Database Per Service: The Microservices Data Pattern You're Probably Doing Wrong



Database Per Service: The Microservices Data Pattern You’re Probably Doing Wrong

The database-per-service pattern is one of the core tenets of microservices architecture: each service owns its data, with no shared databases. The theory is clean. The practice is hard. And in 2026, with a decade of production microservices experience in the industry, we can talk honestly about what the theory misses.

This isn’t another “database per service is good actually” post. It’s a practical guide to making distributed data ownership work without creating an eventual-consistency nightmare.

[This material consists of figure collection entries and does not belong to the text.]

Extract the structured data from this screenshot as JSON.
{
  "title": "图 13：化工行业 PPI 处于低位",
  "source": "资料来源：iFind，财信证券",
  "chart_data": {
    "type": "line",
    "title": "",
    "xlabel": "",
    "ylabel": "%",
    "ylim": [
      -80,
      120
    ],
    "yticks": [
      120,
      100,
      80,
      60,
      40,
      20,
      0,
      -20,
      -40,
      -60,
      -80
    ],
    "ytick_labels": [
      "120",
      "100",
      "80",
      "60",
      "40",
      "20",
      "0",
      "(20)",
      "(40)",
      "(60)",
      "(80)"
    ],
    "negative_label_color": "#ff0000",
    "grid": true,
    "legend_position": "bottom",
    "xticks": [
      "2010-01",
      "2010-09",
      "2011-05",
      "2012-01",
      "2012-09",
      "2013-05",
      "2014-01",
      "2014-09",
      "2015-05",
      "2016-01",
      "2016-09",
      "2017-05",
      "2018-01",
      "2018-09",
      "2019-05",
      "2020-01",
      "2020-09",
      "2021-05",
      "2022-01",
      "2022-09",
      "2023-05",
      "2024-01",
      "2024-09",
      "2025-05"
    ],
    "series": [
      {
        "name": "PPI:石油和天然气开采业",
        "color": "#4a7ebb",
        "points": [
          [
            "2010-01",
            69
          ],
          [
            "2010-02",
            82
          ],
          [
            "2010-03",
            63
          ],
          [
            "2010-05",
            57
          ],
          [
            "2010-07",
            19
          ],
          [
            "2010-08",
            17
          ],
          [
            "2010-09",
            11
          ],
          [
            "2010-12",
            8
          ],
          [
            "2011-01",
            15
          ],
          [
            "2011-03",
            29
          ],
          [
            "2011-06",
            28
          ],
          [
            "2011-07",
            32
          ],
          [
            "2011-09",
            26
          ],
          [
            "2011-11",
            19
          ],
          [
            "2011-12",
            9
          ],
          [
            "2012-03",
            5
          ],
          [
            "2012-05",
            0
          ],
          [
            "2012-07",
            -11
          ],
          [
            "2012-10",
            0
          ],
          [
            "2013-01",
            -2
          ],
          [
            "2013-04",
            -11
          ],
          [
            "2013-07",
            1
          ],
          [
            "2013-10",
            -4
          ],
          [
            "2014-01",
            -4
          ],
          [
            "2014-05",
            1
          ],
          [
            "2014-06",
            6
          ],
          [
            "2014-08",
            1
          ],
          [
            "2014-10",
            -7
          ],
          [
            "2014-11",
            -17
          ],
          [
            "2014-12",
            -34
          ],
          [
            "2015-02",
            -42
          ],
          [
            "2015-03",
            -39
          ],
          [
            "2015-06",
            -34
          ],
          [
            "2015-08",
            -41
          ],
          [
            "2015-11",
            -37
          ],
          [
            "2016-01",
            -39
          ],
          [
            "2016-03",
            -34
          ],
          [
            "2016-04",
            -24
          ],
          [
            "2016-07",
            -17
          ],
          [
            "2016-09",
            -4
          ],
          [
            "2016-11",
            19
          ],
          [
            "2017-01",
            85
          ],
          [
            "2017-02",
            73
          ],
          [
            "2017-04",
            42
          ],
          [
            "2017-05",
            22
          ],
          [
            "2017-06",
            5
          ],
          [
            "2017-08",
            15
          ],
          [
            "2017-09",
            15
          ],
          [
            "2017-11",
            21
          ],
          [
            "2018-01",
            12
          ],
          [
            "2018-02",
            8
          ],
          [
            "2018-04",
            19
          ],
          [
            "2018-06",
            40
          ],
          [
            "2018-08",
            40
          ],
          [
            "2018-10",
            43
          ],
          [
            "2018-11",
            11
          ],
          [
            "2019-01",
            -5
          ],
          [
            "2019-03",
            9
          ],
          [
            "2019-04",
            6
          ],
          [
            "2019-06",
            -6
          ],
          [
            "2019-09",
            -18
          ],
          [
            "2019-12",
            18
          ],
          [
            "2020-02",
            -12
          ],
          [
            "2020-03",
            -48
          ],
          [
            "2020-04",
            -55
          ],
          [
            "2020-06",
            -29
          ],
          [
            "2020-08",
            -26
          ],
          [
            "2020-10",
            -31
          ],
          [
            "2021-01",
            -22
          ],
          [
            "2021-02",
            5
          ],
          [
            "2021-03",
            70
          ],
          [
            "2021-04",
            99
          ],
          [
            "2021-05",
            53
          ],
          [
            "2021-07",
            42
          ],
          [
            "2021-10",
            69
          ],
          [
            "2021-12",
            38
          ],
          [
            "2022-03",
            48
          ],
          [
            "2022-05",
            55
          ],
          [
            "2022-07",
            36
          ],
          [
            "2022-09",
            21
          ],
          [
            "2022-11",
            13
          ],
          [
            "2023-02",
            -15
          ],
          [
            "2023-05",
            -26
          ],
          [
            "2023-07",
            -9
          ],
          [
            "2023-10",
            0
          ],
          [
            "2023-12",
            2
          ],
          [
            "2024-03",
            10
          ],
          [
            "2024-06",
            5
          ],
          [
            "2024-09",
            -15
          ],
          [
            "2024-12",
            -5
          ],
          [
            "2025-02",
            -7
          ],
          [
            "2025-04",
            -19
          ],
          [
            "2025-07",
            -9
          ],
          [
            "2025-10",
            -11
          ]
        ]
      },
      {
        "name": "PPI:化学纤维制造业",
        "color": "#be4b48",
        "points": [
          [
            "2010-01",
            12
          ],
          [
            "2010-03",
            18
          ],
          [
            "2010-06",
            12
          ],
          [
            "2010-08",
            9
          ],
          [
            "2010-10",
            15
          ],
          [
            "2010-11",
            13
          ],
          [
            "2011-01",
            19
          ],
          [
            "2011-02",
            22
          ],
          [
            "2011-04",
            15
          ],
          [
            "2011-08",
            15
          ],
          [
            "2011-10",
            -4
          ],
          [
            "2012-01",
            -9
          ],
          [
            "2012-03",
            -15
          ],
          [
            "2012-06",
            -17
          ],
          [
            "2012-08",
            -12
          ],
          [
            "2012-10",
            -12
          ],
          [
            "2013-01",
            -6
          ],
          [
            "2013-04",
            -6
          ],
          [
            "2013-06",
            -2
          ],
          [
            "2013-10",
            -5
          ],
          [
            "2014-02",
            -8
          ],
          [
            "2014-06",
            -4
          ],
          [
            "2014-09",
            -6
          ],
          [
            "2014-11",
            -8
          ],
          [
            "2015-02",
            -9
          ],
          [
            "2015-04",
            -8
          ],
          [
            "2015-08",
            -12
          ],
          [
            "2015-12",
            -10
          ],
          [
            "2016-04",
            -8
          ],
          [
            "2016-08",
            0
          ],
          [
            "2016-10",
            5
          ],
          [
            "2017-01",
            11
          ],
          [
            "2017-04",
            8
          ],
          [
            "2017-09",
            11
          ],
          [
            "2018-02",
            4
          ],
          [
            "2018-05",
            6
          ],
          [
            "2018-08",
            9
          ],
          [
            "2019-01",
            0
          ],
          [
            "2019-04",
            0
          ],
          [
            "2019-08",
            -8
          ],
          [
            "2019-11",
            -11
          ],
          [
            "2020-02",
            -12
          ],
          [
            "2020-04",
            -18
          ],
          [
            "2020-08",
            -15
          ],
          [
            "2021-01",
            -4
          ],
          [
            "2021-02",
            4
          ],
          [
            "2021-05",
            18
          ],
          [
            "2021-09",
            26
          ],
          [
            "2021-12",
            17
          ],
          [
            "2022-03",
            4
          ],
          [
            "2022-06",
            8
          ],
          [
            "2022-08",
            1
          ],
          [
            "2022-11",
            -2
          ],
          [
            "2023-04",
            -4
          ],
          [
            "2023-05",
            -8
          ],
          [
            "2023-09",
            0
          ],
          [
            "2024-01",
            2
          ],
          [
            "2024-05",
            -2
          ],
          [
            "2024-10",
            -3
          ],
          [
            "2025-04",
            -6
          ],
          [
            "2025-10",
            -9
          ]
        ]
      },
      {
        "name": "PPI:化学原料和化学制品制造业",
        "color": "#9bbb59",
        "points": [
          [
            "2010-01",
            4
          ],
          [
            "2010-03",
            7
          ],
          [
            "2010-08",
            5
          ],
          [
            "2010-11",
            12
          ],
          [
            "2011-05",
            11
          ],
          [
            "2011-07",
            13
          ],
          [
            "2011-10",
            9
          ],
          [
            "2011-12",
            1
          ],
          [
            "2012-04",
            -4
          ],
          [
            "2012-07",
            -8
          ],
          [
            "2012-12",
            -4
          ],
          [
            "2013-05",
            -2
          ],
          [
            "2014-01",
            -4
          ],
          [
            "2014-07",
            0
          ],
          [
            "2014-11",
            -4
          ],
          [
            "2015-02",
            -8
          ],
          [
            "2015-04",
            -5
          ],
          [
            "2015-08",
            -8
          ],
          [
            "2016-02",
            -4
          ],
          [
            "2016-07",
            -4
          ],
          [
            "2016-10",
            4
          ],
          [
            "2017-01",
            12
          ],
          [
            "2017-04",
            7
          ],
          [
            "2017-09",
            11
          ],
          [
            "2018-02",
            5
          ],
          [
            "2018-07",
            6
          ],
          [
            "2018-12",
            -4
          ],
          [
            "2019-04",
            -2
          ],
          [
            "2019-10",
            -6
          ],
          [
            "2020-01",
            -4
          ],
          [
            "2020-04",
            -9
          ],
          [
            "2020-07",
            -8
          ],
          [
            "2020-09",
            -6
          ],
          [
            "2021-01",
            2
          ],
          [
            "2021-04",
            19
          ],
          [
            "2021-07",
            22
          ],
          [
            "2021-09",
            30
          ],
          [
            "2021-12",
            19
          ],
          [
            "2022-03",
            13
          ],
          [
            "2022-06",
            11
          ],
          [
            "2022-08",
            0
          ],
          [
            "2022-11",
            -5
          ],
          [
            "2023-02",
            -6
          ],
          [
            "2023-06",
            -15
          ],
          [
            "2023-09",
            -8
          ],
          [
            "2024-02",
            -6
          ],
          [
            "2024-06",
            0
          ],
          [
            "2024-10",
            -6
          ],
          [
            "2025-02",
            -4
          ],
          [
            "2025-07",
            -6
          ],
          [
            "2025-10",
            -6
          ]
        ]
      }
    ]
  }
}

Database Architecture Photo by Jan Antonin Kolar on Unsplash


Why Database Per Service Exists

The motivation is sound: shared databases create tight coupling. If multiple services share a database schema, changing that schema requires coordinating all the services simultaneously. The database becomes a coordination bottleneck — a hidden monolith that undermines the independence you built microservices to achieve.

Database per service breaks this coupling. Each service’s data model can evolve independently. Services don’t need to coordinate on schema changes. You can pick the right database type per service (relational, document, graph, time-series).

The tradeoff: queries that were a single SQL JOIN are now cross-service data aggregation problems.


The Four Data Patterns

When you adopt database per service, you need patterns for four distinct problems:

1. Cross-Service Queries

Problem: You need data from Service A and Service B together.

Wrong approach: Direct DB-to-DB queries between services. This is the pattern that eliminates the coupling benefits you wanted.

Right approaches:

API Composition — call both services, join in the caller:

// In the BFF (Backend for Frontend) or GraphQL resolver
async function getOrderWithCustomer(orderId: string) {
  const order = await orderService.getOrder(orderId);
  const customer = await customerService.getCustomer(order.customerId);
  
  return {
    ...order,
    customer: {
      name: customer.name,
      email: customer.email,
    }
  };
}

Simple, but has N+1 problems at scale and degrades when either service is slow.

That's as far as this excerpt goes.